A key goal is to design markets which minimize the cognitive load of the participants while maintaining economic and computational efficiency. The work is both theoretical, drawing on a rich body of theory in economics, artificial intelligence, game theory and optimization, and empirical, examining real world markets and testing new results in simulation. Primal-dual theory allows proof of convergence of certain market mechanisms, while economics and game theory provide tools for assuring the truth revelation required for optimization. Unlike classical economics, we do not assume the market participants know their own utilities; in many situations, exact determination of utility requires extensive communication with vendors and solution of large optimization problems. Appropriate market structures can vastly reduce these costs. Results include: iBundle, the first provably allocatively-efficient iterative combinatorial auction for problems where agents demand bundles of resources, approximation techniques for optimizations arising in combinatorial auctions, methods for single item pricing in combinatorial auctions an augmented tatonnement method for chemical plant control and coordination, and methods for using combinatorial auctions for supply chain management.

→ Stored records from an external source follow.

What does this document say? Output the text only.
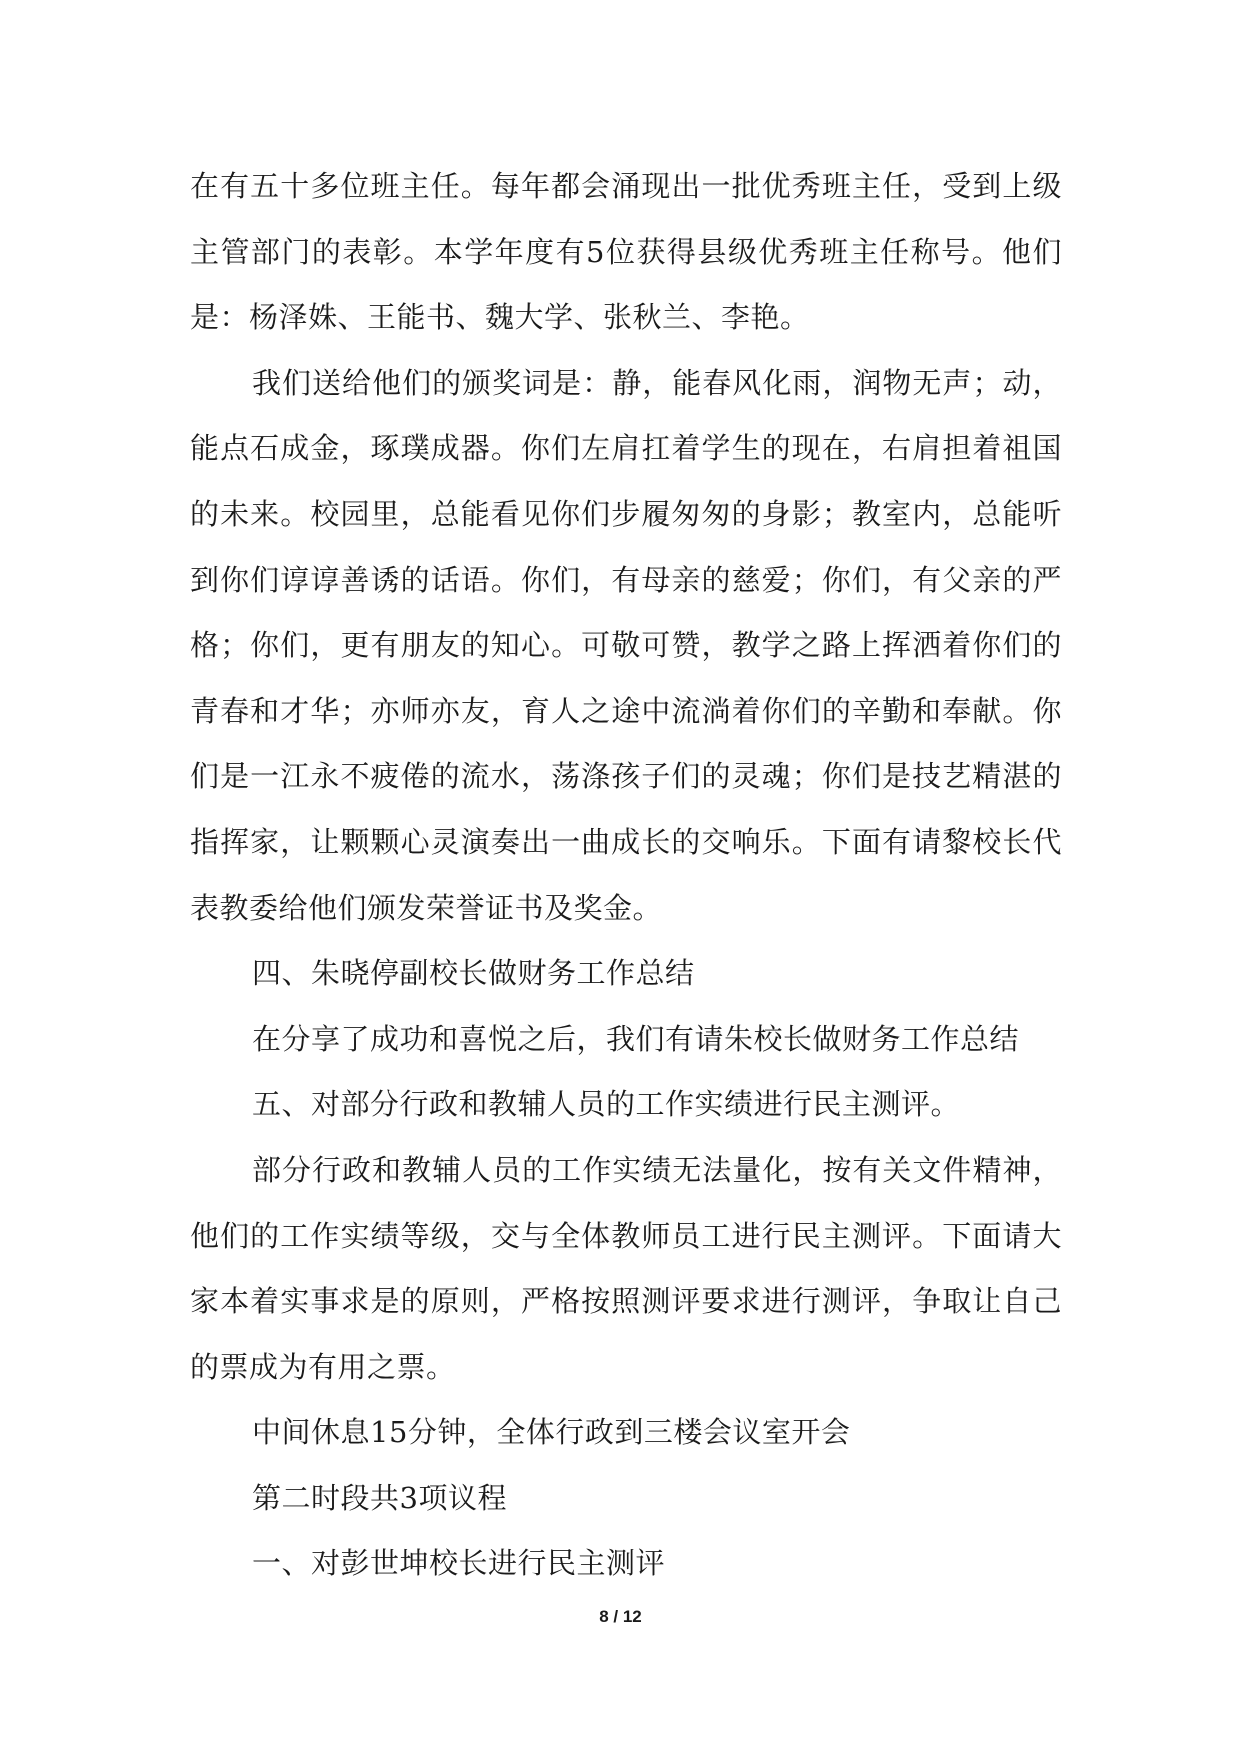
在有五十多位班主任。每年都会涌现出一批优秀班主任，受到上级主管部门的表彰。本学年度有5位获得县级优秀班主任称号。他们是：杨泽姝、王能书、魏大学、张秋兰、李艳。

我们送给他们的颁奖词是：静，能春风化雨，润物无声；动，能点石成金，琢璞成器。你们左肩扛着学生的现在，右肩担着祖国的未来。校园里，总能看见你们步履匆匆的身影；教室内，总能听到你们谆谆善诱的话语。你们，有母亲的慈爱；你们，有父亲的严格；你们，更有朋友的知心。可敬可赞，教学之路上挥洒着你们的青春和才华；亦师亦友，育人之途中流淌着你们的辛勤和奉献。你们是一江永不疲倦的流水，荡涤孩子们的灵魂；你们是技艺精湛的指挥家，让颗颗心灵演奏出一曲成长的交响乐。下面有请黎校长代表教委给他们颁发荣誉证书及奖金。

四、朱晓停副校长做财务工作总结

在分享了成功和喜悦之后，我们有请朱校长做财务工作总结

五、对部分行政和教辅人员的工作实绩进行民主测评。

部分行政和教辅人员的工作实绩无法量化，按有关文件精神，他们的工作实绩等级，交与全体教师员工进行民主测评。下面请大家本着实事求是的原则，严格按照测评要求进行测评，争取让自己的票成为有用之票。

中间休息15分钟，全体行政到三楼会议室开会

第二时段共3项议程

一、对彭世坤校长进行民主测评

8 / 12
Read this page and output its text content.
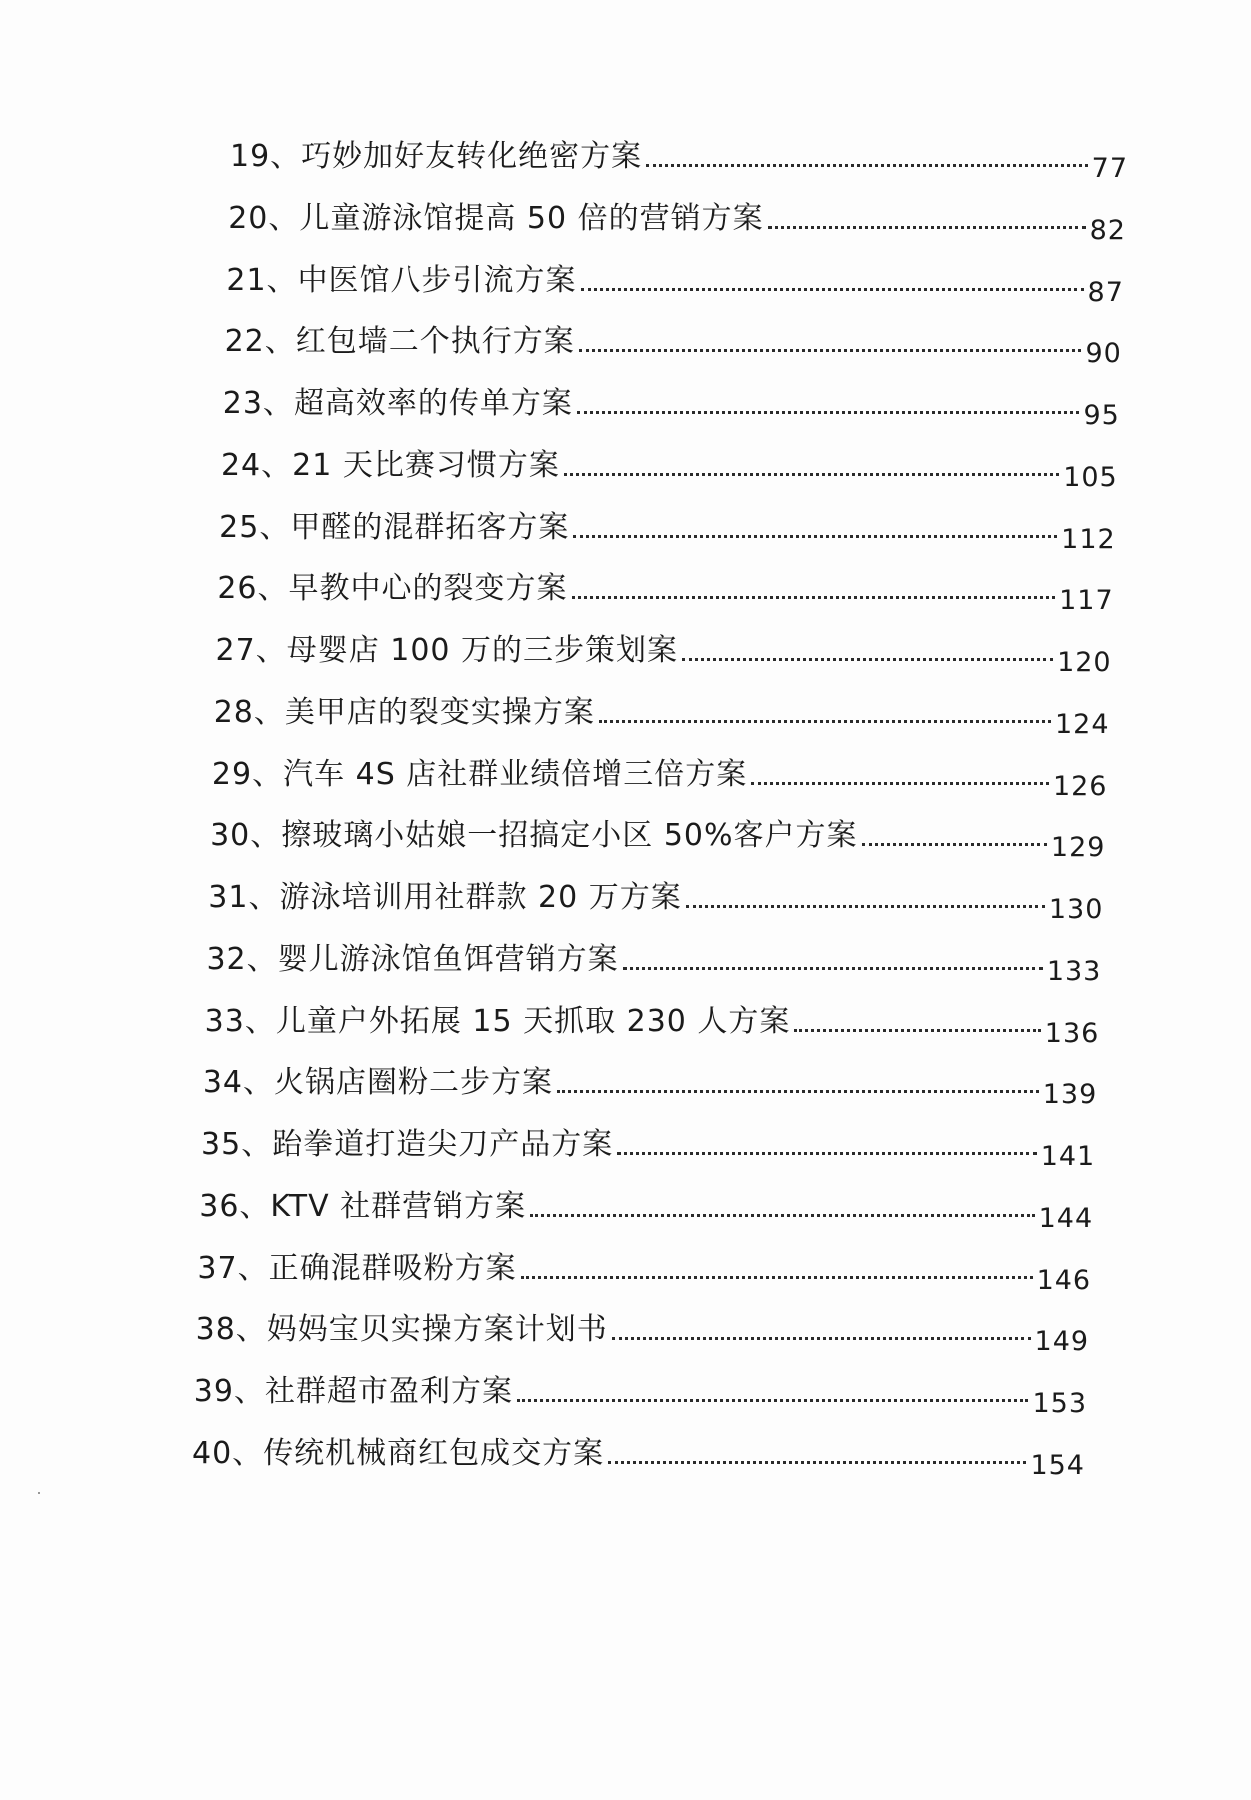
19、 巧妙加好友转化绝密方案	77
20、 儿童游泳馆提高 50 倍的营销方案	82
21、 中医馆八步引流方案	87
22、 红包墙二个执行方案	90
23、 超高效率的传单方案	95
24、 21 天比赛习惯方案	105
25、 甲醛的混群拓客方案	112
26、 早教中心的裂变方案	117
27、 母婴店 100 万的三步策划案	120
28、 美甲店的裂变实操方案	124
29、 汽车 4S 店社群业绩倍增三倍方案	126
30、 擦玻璃小姑娘一招搞定小区 50%客户方案	129
31、 游泳培训用社群款 20 万方案	130
32、 婴儿游泳馆鱼饵营销方案	133
33、 儿童户外拓展 15 天抓取 230 人方案	136
34、 火锅店圈粉二步方案	139
35、 跆拳道打造尖刀产品方案	141
36、 KTV 社群营销方案	144
37、 正确混群吸粉方案	146
38、 妈妈宝贝实操方案计划书	149
39、 社群超市盈利方案	153
40、 传统机械商红包成交方案	154
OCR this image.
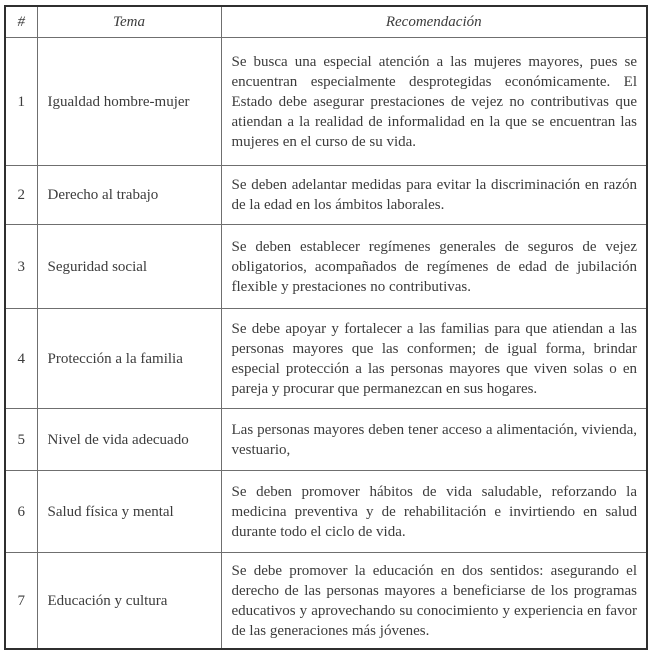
#	Tema	Recomendación
1	Igualdad hombre-mujer	Se busca una especial atención a las mujeres mayores, pues se encuentran especialmente desprotegidas económicamente. El Estado debe asegurar prestaciones de vejez no contributivas que atiendan a la realidad de informalidad en la que se encuentran las mujeres en el curso de su vida.
2	Derecho al trabajo	Se deben adelantar medidas para evitar la discriminación en razón de la edad en los ámbitos laborales.
3	Seguridad social	Se deben establecer regímenes generales de seguros de vejez obligatorios, acompañados de regímenes de edad de jubilación flexible y prestaciones no contributivas.
4	Protección a la familia	Se debe apoyar y fortalecer a las familias para que atiendan a las personas mayores que las conformen; de igual forma, brindar especial protección a las personas mayores que viven solas o en pareja y procurar que permanezcan en sus hogares.
5	Nivel de vida adecuado	Las personas mayores deben tener acceso a alimentación, vivienda, vestuario,
6	Salud física y mental	Se deben promover hábitos de vida saludable, reforzando la medicina preventiva y de rehabilitación e invirtiendo en salud durante todo el ciclo de vida.
7	Educación y cultura	Se debe promover la educación en dos sentidos: asegurando el derecho de las personas mayores a beneficiarse de los programas educativos y aprovechando su conocimiento y experiencia en favor de las generaciones más jóvenes.
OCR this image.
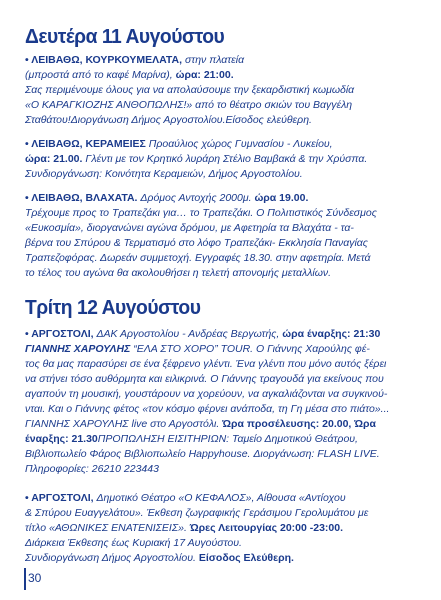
Δευτέρα 11 Αυγούστου
• ΛΕΙΒΑΘΩ, ΚΟΥΡΚΟΥΜΕΛΑΤΑ, στην πλατεία
(μπροστά από το καφέ Μαρίνα), ώρα: 21:00.
Σας περιμένουμε όλους για να απολαύσουμε την ξεκαρδιστική κωμωδία
«Ο ΚΑΡΑΓΚΙΟΖΗΣ ΑΝΘΟΠΩΛΗΣ!» από το θέατρο σκιών του Βαγγέλη
Σταθάτου!Διοργάνωση Δήμος Αργοστολίου.Είσοδος ελεύθερη.
• ΛΕΙΒΑΘΩ, ΚΕΡΑΜΕΙΕΣ Προαύλιος χώρος Γυμνασίου - Λυκείου,
ώρα: 21.00. Γλέντι με τον Κρητικό λυράρη Στέλιο Βαμβακά & την Χρύσπα.
Συνδιοργάνωση: Κοινότητα Κεραμειών, Δήμος Αργοστολίου.
• ΛΕΙΒΑΘΩ, ΒΛΑΧΑΤΑ. Δρόμος Αντοχής 2000μ. ώρα 19.00.
Τρέχουμε προς το Τραπεζάκι για… το Τραπεζάκι. Ο Πολιτιστικός Σύνδεσμος
«Ευκοσμία», διοργανώνει αγώνα δρόμου, με Αφετηρία τα Βλαχάτα - τα-
βέρνα του Σπύρου & Τερματισμό στο λόφο Τραπεζάκι- Εκκλησία Παναγίας
Τραπεζοφόρας. Δωρεάν συμμετοχή. Εγγραφές 18.30. στην αφετηρία. Μετά
το τέλος του αγώνα θα ακολουθήσει η τελετή απονομής μεταλλίων.
Τρίτη 12 Αυγούστου
• ΑΡΓΟΣΤΟΛΙ, ΔΑΚ Αργοστολίου - Ανδρέας Βεργωτής, ώρα έναρξης: 21:30
ΓΙΑΝΝΗΣ ΧΑΡΟΥΛΗΣ “ΕΛΑ ΣΤΟ ΧΟΡΟ” TOUR. Ο Γιάννης Χαρούλης φέ-
τος θα μας παρασύρει σε ένα ξέφρενο γλέντι. Ένα γλέντι που μόνο αυτός ξέρει
να στήνει τόσο αυθόρμητα και ειλικρινά. Ο Γιάννης τραγουδά για εκείνους που
αγαπούν τη μουσική, γουστάρουν να χορεύουν, να αγκαλιάζονται να συγκινού-
νται. Και ο Γιάννης φέτος «τον κόσμο φέρνει ανάποδα, τη Γη μέσα στο πιάτο»...
ΓΙΑΝΝΗΣ ΧΑΡΟΥΛΗΣ live στο Αργοστόλι. Ώρα προσέλευσης: 20.00, Ώρα
έναρξης: 21.30ΠΡΟΠΩΛΗΣΗ ΕΙΣΙΤΗΡΙΩΝ: Ταμείο Δημοτικού Θεάτρου,
Βιβλιοπωλείο Φάρος Βιβλιοπωλείο Happyhouse. Διοργάνωση: FLASH LIVE.
Πληροφορίες: 26210 223443
• ΑΡΓΟΣΤΟΛΙ, Δημοτικό Θέατρο «Ο ΚΕΦΑΛΟΣ», Αίθουσα «Αντίοχου
& Σπύρου Ευαγγελάτου». Έκθεση ζωγραφικής Γεράσιμου Γερολυμάτου με
τίτλο «ΑΘΩΝΙΚΕΣ ΕΝΑΤΕΝΙΣΕΙΣ». Ώρες Λειτουργίας 20:00 -23:00.
Διάρκεια Έκθεσης έως Κυριακή 17 Αυγούστου.
Συνδιοργάνωση Δήμος Αργοστολίου. Είσοδος Ελεύθερη.
30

We are also studying the economics of consumer search for and vendor dissemination of product information, and the role of intermediaries and shop-bots. We have found that an "information gap" exists in electronic markets, because sellers often have no incentive to publish horizontal information, even though it would increase buyers' utility. A formal model of buyer search costs provides a clear explanation of when different forms of product information will, or will not, be supplied by vendors. Empirical studies of actual market behavior which we are currently conducting appear to confirm the accuracy of this model.